Eating disorders and POTS are not rare bedfellows. The overlap is well-documented and clinically complex. Some of the overlap is shared physiology — low blood volume in POTS is worsened by restricted intake; some POTS medications affect appetite. Some is environmental — POTS is more common in young women, who are also the population most at risk of restrictive eating disorders. Some is iatrogenic — eating patterns that started as careful management of post-prandial autonomic load can slip into restriction over time. The two pictures interact, and treating one without the other often does not work.

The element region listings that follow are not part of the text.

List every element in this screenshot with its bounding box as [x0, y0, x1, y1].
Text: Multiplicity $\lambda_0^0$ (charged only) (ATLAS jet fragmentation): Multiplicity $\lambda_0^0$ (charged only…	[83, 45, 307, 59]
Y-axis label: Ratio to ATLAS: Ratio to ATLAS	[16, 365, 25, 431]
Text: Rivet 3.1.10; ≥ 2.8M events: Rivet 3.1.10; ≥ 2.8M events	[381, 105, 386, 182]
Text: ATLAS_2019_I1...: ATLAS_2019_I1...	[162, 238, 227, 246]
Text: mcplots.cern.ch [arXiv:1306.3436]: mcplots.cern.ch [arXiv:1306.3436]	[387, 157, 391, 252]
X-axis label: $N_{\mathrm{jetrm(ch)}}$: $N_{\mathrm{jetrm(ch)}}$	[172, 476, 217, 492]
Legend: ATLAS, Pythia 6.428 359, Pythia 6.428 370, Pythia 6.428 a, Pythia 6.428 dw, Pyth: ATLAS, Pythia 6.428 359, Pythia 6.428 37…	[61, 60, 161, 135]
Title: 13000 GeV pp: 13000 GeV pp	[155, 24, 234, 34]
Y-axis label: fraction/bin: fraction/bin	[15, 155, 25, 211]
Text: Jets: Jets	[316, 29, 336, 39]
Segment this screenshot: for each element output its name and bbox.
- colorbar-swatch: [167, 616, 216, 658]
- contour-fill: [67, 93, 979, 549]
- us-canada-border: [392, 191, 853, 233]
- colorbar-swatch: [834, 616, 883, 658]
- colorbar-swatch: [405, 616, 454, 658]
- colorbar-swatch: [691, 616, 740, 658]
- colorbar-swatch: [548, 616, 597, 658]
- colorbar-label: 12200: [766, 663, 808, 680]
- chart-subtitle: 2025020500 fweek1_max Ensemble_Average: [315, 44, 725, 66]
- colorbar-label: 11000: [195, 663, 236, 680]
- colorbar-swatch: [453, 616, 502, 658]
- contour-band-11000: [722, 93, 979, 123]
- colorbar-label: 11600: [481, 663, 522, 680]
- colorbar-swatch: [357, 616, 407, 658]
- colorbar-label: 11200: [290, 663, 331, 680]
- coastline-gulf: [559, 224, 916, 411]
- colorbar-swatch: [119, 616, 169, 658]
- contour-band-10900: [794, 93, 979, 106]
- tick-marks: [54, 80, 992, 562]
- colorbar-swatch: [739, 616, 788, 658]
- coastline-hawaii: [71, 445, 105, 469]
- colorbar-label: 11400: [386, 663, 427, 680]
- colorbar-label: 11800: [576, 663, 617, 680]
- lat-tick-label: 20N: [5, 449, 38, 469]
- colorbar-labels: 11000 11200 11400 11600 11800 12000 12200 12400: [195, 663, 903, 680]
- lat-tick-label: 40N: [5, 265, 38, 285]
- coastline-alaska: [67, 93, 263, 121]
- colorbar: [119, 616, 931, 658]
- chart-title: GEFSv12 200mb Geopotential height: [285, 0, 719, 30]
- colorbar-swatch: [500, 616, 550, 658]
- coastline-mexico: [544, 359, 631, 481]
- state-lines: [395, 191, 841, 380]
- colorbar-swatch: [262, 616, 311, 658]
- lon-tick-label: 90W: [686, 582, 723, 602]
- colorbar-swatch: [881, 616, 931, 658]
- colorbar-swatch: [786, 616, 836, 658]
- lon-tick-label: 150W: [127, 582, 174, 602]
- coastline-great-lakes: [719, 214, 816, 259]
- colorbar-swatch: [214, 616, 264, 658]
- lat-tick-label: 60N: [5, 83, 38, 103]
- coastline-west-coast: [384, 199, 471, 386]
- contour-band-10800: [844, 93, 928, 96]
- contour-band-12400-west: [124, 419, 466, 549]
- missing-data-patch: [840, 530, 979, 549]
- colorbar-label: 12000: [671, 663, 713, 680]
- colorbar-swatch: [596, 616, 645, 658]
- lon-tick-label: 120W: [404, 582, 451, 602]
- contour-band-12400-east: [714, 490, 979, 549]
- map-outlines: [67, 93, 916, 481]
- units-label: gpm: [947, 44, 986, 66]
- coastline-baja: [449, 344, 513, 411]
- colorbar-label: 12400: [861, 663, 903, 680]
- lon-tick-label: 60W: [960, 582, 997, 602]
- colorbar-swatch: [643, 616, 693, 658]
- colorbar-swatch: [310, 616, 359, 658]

Eating disorder care in this pathway is the structured work of addressing the eating-disorder picture in someone whose body also has dysautonomia. The dietitian, the psychological work, and the medical management all sit inside the same plan. Refeeding pacing accounts for autonomic and cardiovascular tolerance. Medication choices consider the cardiac picture. Therapy uses approaches — CBT-E, family-based treatment where appropriate, dialectical-behaviour-informed work, exposure-based work — that fit the person rather than a generic protocol.
This service is for adults in the dysautonomia pathway with a diagnosed or clinically apparent eating disorder co-occurring with POTS or autonomic dysfunction — anorexia nervosa, bulimia nervosa, atypical presentations, or significant restriction that is destabilising the autonomic picture. It is not the right starting point where there is acute medical risk requiring inpatient eating-disorder care; in those cases, hospital-based eating-disorder services are the responsible first step.
The first appointment reads both pictures carefully. The eating-disorder presentation — what is being eaten and what is not, weight history, restrictive or compensatory behaviours, broader mental-health picture, prior treatment. The autonomic picture — standing data, medication, blood volume, current symptoms. Both are mapped before treatment is built.
Where the medical risk profile calls for inpatient or higher-level care, that is named clearly and the referral made. Where outpatient work is appropriate, the structure of that work is set up.
The plan is built across the team — credentialed eating-disorder clinician for the structured psychological work, dietitian for refeeding and nutritional structure, autonomic clinician for the dysautonomia management. The aim is for the eating-disorder work and the autonomic work to support each other rather than compete.
CBT-E or other evidence-supported eating-disorder approaches are used, modified for the autonomic and POTS context. Where dialectical-behaviour-informed work, family-based work or exposure-based work is the right addition, that is integrated.
The work is held inside the biio. record so the broader team — medical, OT, psychology, exercise physiology — can see what is happening and coordinate. Where the GP, psychiatrist or specialist eating-disorder services are part of the broader picture, communication runs through the same record.
Eating-disorder recovery in a dysautonomic body is rarely short. The work continues through stages — stabilisation, weight restoration where appropriate, behaviour change, relapse-prevention — and the autonomic picture is reviewed alongside at each stage.
When the eating-disorder work is going well, the eating-disorder picture begins to ease without the autonomic picture being destabilised. Restrictive behaviours reduce. Weight and nutritional adequacy stabilise where that is the goal. Standing tolerance improves as blood volume comes back. Quality of life moves on both fronts together rather than one at the cost of the other.
Eating disorder care does not, by itself, treat dysautonomia, and dysautonomia care does not treat an eating disorder. Each has its own drivers and its own course. What integrated care can do is read them together, so the work on one does not undo the work on the other — and in a presentation where each has often been treated in isolation with poor results, that often matters more than the patient or the team had reason to expect.